Entre os objetivos deste primeiro relatório está o de analisar e discutir as diferenças e similaridades entre os Estados do Nordeste quanto às medidas de distanciamento social implementadas e tentar compreender como essas diferenças podem ajudar a explicar os indicadores epidemiológicos da epidemia na região.

A Região Nordeste do país é composta de 9 estados e 1793 municípios. A Região tem área aproximada de 1.5 milhões de km2 e 53 milhões de habitantes. De maneira geral, os seus indicadores sociais estão entre os mais baixos do país, além de ter níveis de saúde bastante precários, medidos por diferentes indicadores. Na última eleição presidencial foi a região do país em que o Presidente eleito recebeu o mais baixo percentual de votação. Nos desdobramentos políticos posteriores ao processo eleitoral, no sentido de coordenar os interesses e ações políticas regionais no enfrentamento com o Governo Federal, os Governadores da Região decidiram organizar o denominado Consórcio Nordeste. Com o aparecimento dos primeiros casos de COVID-19 na região, os Governadores passaram a usar o Consórcio para articular as ações regionais com relação à pandemia. Uma destas ações foi a criação de um Comitê Científico, com o objetivo de assessorar o Consórcio em questões relacionadas com a Pandemia, suprindo os governadores com evidências científicas que informassem e que tornassem mais efetivas as suas decisões e ações políticas e técnicas.
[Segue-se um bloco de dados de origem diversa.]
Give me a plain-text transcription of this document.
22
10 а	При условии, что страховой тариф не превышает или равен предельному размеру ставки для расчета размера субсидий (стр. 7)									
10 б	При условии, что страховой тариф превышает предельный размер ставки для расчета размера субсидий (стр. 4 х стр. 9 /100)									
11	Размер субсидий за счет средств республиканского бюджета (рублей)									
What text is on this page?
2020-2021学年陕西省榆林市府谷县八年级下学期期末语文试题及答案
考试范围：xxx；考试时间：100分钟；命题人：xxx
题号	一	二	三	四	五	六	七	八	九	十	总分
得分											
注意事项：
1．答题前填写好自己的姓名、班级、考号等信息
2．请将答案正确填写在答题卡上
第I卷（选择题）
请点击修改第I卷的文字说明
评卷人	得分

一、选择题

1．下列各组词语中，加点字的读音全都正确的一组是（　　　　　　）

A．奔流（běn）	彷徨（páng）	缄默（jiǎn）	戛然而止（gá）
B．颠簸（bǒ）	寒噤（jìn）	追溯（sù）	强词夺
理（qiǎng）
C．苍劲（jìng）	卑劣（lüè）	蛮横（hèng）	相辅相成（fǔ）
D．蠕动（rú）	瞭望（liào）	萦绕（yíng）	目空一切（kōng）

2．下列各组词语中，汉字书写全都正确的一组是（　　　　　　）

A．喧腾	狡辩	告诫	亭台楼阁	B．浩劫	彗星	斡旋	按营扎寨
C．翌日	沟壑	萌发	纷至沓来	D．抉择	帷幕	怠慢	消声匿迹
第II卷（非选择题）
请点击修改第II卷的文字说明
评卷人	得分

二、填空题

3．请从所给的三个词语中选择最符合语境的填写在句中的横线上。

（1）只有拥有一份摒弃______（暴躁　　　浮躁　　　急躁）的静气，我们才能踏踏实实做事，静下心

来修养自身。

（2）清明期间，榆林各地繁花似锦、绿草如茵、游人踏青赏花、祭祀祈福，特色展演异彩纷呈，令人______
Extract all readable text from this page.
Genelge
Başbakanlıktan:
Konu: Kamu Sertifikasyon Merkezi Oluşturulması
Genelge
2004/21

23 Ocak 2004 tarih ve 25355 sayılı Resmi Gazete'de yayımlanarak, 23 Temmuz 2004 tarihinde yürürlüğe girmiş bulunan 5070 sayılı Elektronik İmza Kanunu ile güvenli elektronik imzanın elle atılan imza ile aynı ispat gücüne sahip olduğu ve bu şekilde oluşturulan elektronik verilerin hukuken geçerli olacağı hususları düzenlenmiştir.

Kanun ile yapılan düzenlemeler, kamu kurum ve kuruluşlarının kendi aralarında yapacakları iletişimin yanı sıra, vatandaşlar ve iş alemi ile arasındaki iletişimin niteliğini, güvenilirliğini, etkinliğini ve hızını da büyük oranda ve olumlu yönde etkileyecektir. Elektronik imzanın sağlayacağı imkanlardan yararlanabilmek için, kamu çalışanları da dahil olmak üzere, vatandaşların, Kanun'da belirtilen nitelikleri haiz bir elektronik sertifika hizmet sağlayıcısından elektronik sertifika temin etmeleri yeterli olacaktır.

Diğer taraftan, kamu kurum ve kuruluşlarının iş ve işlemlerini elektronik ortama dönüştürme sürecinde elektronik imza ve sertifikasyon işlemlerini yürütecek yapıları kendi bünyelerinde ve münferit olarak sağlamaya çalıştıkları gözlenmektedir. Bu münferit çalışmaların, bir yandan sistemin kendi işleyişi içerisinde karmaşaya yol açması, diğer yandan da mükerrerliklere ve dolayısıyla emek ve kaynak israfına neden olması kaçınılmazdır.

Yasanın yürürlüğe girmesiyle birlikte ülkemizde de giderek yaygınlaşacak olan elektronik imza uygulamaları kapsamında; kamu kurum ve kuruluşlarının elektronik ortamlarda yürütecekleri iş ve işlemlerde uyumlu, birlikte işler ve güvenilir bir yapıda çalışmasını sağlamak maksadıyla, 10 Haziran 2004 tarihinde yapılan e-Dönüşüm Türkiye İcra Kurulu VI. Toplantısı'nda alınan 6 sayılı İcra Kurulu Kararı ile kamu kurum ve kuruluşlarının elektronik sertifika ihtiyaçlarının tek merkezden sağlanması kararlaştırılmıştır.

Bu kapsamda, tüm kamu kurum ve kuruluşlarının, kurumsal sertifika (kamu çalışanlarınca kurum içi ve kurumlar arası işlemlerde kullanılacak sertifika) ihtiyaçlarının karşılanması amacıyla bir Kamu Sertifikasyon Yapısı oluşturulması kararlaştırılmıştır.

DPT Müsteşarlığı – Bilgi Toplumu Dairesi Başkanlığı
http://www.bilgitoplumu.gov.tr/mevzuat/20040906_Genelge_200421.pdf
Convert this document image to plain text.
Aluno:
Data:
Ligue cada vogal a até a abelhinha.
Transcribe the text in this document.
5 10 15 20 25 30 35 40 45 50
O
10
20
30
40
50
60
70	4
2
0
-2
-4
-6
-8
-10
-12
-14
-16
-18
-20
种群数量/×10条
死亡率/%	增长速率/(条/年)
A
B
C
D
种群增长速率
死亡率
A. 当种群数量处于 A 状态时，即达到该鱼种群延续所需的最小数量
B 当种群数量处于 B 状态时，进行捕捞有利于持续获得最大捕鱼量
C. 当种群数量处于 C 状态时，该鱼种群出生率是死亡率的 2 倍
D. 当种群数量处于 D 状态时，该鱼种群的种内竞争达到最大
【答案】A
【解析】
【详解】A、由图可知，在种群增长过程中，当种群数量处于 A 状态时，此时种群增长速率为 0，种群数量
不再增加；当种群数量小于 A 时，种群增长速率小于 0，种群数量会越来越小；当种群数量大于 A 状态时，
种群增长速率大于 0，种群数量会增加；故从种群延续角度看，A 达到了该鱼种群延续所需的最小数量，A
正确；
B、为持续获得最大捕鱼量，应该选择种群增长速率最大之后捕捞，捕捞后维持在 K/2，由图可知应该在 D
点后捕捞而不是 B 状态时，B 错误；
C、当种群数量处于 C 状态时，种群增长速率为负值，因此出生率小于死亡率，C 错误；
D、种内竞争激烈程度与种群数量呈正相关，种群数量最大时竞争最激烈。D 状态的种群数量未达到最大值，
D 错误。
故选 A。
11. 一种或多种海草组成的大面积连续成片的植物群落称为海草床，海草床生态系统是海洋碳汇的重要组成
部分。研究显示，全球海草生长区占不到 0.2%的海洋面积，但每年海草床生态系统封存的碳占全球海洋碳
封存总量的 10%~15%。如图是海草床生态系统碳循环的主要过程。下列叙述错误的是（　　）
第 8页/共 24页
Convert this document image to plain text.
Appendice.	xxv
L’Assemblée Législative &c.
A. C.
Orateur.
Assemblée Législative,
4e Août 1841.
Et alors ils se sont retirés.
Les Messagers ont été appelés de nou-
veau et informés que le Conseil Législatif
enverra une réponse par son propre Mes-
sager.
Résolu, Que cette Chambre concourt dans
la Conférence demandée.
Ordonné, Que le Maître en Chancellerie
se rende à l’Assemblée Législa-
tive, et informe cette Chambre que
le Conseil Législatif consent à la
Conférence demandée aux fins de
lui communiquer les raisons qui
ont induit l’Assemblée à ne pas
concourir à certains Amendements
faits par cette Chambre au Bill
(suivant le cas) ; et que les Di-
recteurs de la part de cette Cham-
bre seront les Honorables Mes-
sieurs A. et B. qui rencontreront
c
O comitê foi organizado em 9 subcomitês, sendo um deles o Subcomitê 9: Epidemiologia, modelos matemáticos e medidas de enfrentamento. Considerando a grande diversidade de temas deste subcomitê, o mesmo foi organizado em dois grupos, o de epidemiologia e o de modelos matemáticos. O SC de epidemiologia é composto por quatro membros do Comitê (Mauricio Barreto, Sinval Brandão Filho, Antônio Tanta Lima e Adélia Pinheiro) ao qual se agregou um grupo de epidemiologistas da região.

O SC de Epidemiologia focou sua ação em três grandes objetivos: 1) entender as diferenças e similaridades da epidemia nos diversos Estados da região; 2) Definir parâmetros para identificar, com maior precisão, o momento para suspensão das medidas de distanciamento social e as medidas necessárias para sua implementação; 3) verificar se a situação epidemiológica atual da epidemia permite que a flexibilização do distanciamento social seja iniciada.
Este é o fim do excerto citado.